Федор подвел князя к иконам, посадил на скамейку и сам сел.
– У меня ноги болят. Не могу долго стоять… Хорошо тут… Посидеть, поглядеть. А про святого Федора, епископа Анастасиупольского, так тебе скажу – счастливец. Отец его скороходом у василевса Юстиниана Великого служил, а сам он не о службе земным владыкам помышлял – о службе Господу. Георгий Победоносец являлся ему в отрочестве. В десять лет Федор захворал жестоко, смертно. Спасся двумя росинками, упавшими на него с лика Спасителя. Подвиги в монашестве Федор совершил преудивительные! Заключил себя в железную клетку, где только и можно было что стоять. В епископах его было отравили, да Богородица спасла, дала ему три зернышка. Исцелился… Князь Василий, помолимся? А потом почитаем. Я чудесную книжку припас.
Помолились. Царевич подал князю книгу Григория Богослова*.
– Позовем Ирину. Пусть она послушает.
Царевна была удивительно похожа на брата своего, на Бориса: те же черты, та же красота, да только после Ирины Борис казался изнанкой. Шуйскому пришло это на ум много позже, теперь же он испытал непонятное беспокойство.
Читать пришлось Василию Ивановичу. Царевич выбрал «Слово одиннадцатое, говоренное брату Василия Великого, святому Григорию, епископу Нисскому, когда он пришел к святому Григорию Богослову, по рукоположении его в епископа».
– «Друга верного нельзя ничем заменить, – читал Василий Иванович, – и несть мерила доброте его. Друг верен, кров крепок и огражденное царство; друг верный – сокровище одушевленное. Друг верный дороже золота и множества драгоценных камней».
Прочитав одиннадцатое слово, захотели прочитать десятое, девятое. Тут царевна Ирина вспомнила, что не отдала распоряжение ключнице. Не прошло и минуты, как раздались какие-то сдавленные крики, шум.

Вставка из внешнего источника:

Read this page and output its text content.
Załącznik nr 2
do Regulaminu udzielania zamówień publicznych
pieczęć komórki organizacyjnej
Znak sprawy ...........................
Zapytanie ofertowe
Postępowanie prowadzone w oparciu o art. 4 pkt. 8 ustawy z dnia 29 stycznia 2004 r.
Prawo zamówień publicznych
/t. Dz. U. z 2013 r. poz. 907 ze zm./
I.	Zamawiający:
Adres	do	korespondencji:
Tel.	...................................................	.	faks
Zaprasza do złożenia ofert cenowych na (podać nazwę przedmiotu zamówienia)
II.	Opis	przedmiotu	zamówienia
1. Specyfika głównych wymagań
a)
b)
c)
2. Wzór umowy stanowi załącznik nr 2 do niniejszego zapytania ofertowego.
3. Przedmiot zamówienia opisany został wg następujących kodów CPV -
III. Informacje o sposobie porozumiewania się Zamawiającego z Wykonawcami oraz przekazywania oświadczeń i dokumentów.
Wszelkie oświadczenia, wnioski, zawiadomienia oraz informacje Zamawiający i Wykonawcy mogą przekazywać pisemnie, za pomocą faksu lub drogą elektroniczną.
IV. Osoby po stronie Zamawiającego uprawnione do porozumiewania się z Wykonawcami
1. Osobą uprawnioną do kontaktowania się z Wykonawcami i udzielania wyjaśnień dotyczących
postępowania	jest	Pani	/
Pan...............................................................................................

– Ах, эта дворня! – огорчился Федор Иванович. – Всегда-то у них драки.
Но тут закричали в голос!
Князю Василию почудилось – Ирина кричит.
– Я погляжу, – сказал он царевичу, положил книгу, побежал из комнаты.
В сенях уже толпились люди. Ключница, гора-баба, держала в объятиях царевну, а перед толпой взъерошенных, испуганных домочадцев стоял такой же всклокоченный, оправляя штаны, царь Иван Васильевич.

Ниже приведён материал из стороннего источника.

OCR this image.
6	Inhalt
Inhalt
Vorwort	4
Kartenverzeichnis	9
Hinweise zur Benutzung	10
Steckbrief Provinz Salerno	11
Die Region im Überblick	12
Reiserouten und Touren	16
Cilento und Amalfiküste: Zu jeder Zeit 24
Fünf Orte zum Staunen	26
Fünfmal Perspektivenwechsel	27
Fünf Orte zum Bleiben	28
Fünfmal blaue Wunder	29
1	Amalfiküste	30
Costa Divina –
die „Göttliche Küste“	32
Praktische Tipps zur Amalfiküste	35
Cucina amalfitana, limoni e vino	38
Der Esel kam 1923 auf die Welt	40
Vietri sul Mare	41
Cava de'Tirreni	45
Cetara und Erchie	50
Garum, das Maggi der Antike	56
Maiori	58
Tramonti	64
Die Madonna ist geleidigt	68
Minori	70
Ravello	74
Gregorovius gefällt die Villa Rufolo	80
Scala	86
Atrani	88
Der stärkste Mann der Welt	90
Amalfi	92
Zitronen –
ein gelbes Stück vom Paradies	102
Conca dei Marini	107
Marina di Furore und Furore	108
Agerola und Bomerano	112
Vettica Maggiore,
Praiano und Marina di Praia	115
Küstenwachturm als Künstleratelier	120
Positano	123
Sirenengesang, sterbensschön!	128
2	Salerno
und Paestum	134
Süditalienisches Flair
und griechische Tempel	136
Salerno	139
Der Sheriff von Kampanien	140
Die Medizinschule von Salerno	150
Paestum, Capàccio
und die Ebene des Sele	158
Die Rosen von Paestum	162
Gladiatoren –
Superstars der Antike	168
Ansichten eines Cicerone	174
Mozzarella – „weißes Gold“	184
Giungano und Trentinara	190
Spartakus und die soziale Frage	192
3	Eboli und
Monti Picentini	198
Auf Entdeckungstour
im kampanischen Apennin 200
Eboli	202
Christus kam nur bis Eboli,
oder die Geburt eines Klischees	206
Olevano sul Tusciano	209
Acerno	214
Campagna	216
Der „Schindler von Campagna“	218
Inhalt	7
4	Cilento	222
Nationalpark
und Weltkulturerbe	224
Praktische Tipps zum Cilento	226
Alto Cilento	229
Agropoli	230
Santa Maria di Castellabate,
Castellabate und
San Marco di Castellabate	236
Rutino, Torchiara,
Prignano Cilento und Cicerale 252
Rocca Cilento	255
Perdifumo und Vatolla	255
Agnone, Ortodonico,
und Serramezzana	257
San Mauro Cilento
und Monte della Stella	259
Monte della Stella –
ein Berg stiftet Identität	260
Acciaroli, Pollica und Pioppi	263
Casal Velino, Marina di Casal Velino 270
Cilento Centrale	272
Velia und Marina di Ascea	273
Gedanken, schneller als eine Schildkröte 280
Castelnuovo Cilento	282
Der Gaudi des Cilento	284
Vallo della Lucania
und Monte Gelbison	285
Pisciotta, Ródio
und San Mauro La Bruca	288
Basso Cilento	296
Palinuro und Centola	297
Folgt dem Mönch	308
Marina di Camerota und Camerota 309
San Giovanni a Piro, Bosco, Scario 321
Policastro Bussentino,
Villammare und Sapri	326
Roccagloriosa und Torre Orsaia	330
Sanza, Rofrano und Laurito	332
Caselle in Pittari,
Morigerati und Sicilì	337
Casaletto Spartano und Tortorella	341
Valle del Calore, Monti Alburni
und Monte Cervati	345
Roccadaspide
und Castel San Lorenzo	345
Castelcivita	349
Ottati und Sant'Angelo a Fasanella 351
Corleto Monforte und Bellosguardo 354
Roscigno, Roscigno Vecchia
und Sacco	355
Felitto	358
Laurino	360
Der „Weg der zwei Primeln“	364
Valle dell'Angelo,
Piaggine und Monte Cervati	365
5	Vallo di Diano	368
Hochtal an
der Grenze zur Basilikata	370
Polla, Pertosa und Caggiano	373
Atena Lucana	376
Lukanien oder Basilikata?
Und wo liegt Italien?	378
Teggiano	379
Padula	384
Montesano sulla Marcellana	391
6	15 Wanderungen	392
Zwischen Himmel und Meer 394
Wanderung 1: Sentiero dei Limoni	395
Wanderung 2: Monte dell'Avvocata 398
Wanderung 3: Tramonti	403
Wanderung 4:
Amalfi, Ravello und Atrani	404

– И ты прибежал! – крикнул царь Шуйскому. – Скажи Федьке, святоше! Не сделает внука, сам управлюсь. – Топнул ногой на слуг: – Вот я вас!
Все шарахнулись, потащили за собой Василия Ивановича. И было слышно, как, смеясь и ругаясь, зло и похабно, уходит на свою половину охотник, из силков которого вырвали добычу.
30
Василий Иванович сидел дома, не выходя на двор даже по нужде. В бадью оправлялся.
Прокрадались к нему от брата Дмитрия верные люди, сказывали: царица Мария день и ночь плачет, царь слуг посохом лупит. Ночами не спит, лицом сильно мрачен, подсаадашный нож на пояс повесил.
В словах чудился намек: Грозный может убийцу подослать, убрать нечаянного свидетеля неистовства… И хотя в свидетелях оказались все комнатные люди царевича Федора, Василий Иванович стал кольчугу под платье надевать.
Из головы птицы не шли, каких с колокольни видел… К Агню пора, на островок.
Пошла мыслишка ниточкой виться: кого из слуг взять, и не лучше ли прыснуть сразу в разные стороны, чтоб погоня обманулась, чтоб след потеряла навсегда.
Вдруг Годунов пожаловал.
– Царевна Ирина книгу тебе прислала, – положил перед Василием Ивановичем писания Григория Богослова, прибавил: – Не вздумай бежать. Себя погубишь и Андрея с Дмитрием. Терпи. Нынче туча – завтра солнце.
А назавтра и впрямь грянуло солнце: приехал по государеву приказанию Иван Петрович Шуйский.
Наместник Пскова был всего лишь вторым воеводой, уступая в старшинстве рода Василию Федоровичу Скопину-Шуйскому, хоть чин боярина тот получил на восемь лет позже.
Хандра в Старице тотчас испарилась, все близкие царю люди были званы в палату для совета. Князь Василий Иванович явился пред очи царя с душою воробушка, но с государя гнев сошел, и занят он был, выкинув из головы домашние дрязги, новым походом короля Батория.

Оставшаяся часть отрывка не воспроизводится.